Jeanne-Michèle Charbonnet (Ariane), Damien Pass (Barbe-Bleue), Delphine Haidan (La Nourrice), Carine Séchaye (Sélysette), Gaëlle Méchaly (Ygraine), Emmanuelle de Negri (Mélisande), Daphné Touchais (Bellangère), Erifili Stefanidou (Alladine), François Echassoux (Le vieux paysan), Jean Fischer (Le deuxième paysan), Jocelyn Desmares (Le troisième paysan)
Chœur de l’Opéra de Dijon, Mihàly Zeke (chef de chœur), Orchestre Dijon Bourgogne, Daniel Kawka (direction musicale)
Lilo Baur (mise en scène), Sabine Theunissen (scénographie), Greta Goiris (costumes), Gilles Gentner (lumières)


(© Gilles Abegg/Opéra de Dijon)


La rareté de l’œuvre est suffisante à faire des représentations dijonnaises un événement en soi. Certes les mélomanes parisiens avaient pu l’entendre en 2007 dans la contestable et contestée mise en scène d’Anna Viebrock, jamais reprise – il n’y a là peut-être nul hasard. Mais toute la difficulté de cette partition oscillant entre wagnérisme et filiation d’avec Pelléas et Mélisande tient à sa nature parabolique qu’il est toujours risqué de vouloir expliciter ou immerger dans quelque réalisme topographie – solution retenue par Claus Guth à Barcelone, où l’héroïne arrivait dans un simulacre de bourgeoise demeure germanoforme. Avec des ligneux panneaux réversibles et quelques pâles armatures pour toute frondaison, la scénographie imaginée par Sabine Theunissen se maintient dans les limites d’un symbolisme onirique où l’univers de Maeterlinck se glisse admirablement, et que les lumières de Gilles Gentner rehaussent avec non moins de délicatesse. Très illustrative, la dramaturgie de Lilo Baur pèche cependant çà et là par une relative paresse herméneutique: les ruissellements de gemmes au premier tableau manquent d’un peu de relief, tout comme à la fin de l’ouvrage l’échec de la libération des femmes de Barbe-Bleue, véritable nœud théâtral, où la direction d’acteurs semble abandonnée à elle-même. Si l’on reste un peu sur sa faim, le dispositif évite au moins tout impair esthétique.


Annoncée souffrante ainsi que la Nourrice de Delphine Haidan au début de la soirée par Laurent Joyeux, le directeur de la maison, Jeanne-Michèle Charbonnet ne montre guère de stigmates morbides dans la voix aux deux premiers actes, qu’elle assure avec une endurance remarquable. Sollicitée sans répit, elle affirme une Ariane aimante et volontaire jusqu’au bout. Si elle n’altère pas une prononciation plus intelligible qu’en d’autres occurrences d’un rôle qu’elle semble bien être l’une des seules à pouvoir assurer, elle qui fut entre autres Isolde, la fatigue finit par éroder au dernier acte l’instrument et l’engagement dramatique, quelque peu retenu dans une gangue de pudeur aux ressources exploitées sans consistance.
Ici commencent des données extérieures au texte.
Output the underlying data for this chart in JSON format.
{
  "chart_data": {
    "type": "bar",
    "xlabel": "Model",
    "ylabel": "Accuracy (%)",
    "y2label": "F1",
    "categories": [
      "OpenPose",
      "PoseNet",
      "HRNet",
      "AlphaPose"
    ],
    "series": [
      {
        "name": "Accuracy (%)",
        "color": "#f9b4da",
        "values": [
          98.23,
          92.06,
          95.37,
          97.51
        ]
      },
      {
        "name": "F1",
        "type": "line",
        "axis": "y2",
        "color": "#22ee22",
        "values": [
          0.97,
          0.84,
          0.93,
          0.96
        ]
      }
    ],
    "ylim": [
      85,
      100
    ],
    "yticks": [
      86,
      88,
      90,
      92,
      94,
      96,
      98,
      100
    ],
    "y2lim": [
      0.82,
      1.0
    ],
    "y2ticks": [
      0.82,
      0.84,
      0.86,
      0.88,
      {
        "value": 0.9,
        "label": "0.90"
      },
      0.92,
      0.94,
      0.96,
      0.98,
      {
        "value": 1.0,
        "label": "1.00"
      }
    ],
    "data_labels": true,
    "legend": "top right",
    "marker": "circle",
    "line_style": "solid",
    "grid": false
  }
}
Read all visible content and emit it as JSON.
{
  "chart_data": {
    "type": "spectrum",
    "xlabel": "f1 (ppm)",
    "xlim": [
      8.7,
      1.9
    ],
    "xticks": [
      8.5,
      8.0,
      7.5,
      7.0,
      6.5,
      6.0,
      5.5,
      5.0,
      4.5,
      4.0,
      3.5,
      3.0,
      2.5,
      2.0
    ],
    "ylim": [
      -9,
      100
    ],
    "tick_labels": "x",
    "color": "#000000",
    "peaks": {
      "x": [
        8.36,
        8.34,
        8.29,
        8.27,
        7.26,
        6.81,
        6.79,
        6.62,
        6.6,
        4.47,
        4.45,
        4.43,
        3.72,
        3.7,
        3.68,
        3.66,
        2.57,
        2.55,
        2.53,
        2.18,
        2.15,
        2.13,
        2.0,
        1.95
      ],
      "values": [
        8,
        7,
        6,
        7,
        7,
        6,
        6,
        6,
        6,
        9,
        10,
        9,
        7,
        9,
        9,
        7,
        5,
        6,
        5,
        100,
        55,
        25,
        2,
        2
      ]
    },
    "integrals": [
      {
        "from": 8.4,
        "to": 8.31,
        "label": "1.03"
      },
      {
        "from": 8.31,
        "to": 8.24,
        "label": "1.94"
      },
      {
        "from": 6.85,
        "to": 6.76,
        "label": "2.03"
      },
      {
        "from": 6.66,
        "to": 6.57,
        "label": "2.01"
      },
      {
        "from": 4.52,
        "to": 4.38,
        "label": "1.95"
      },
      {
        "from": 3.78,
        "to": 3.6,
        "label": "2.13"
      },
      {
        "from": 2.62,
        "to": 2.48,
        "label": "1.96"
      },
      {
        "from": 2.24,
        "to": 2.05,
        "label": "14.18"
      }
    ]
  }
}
Si l’impact du refroidissement s’avère moins sensible sur Delphine Haidan, le rôle de la Nourrice étant nettement plus circonscrit, on apprécie la mise en valeur des cinq épouses, que la mise en scène n’écrase pas sous le poids d’Ariane. Carine Séchaye réchauffe Sélysette de son mezzo charnu, qui contraste avec la diaphane Ygraine de Gaëlle Méchaly. Emmanuelle de Negri distille une Mélisande sensible aux côtés de la Bellangère à la naïveté un rien maladroite composée par Daphné Touchais et de la mutique mais non moins émouvante Alladine campée par Erifili Stefanidou. Il n’est pas jusqu’aux apparitions masculines qui ne se distinguent avantageusement de la trame narrative, à commencer par le Barbe-Bleue aussi concis verbalement que présent scéniquement de Damien Pass, jeune encore mais au tempérament certain déjà. Les trois paysans (Jean Echassoux, Jean Fischer, Jocelyn Desmares) se succèdent efficacement dans leurs répliques respectives.


On saluera le travail effectué par Mihàly Zeke à la tête du Chœur de l’Opéra de Dijon ainsi que la direction précise de Daniel Kawka, suscitant des couleurs parmi les pupitres de l’Orchestre Dijon Bourgogne qui ne demandent qu’à s’épanouir un peu plus librement.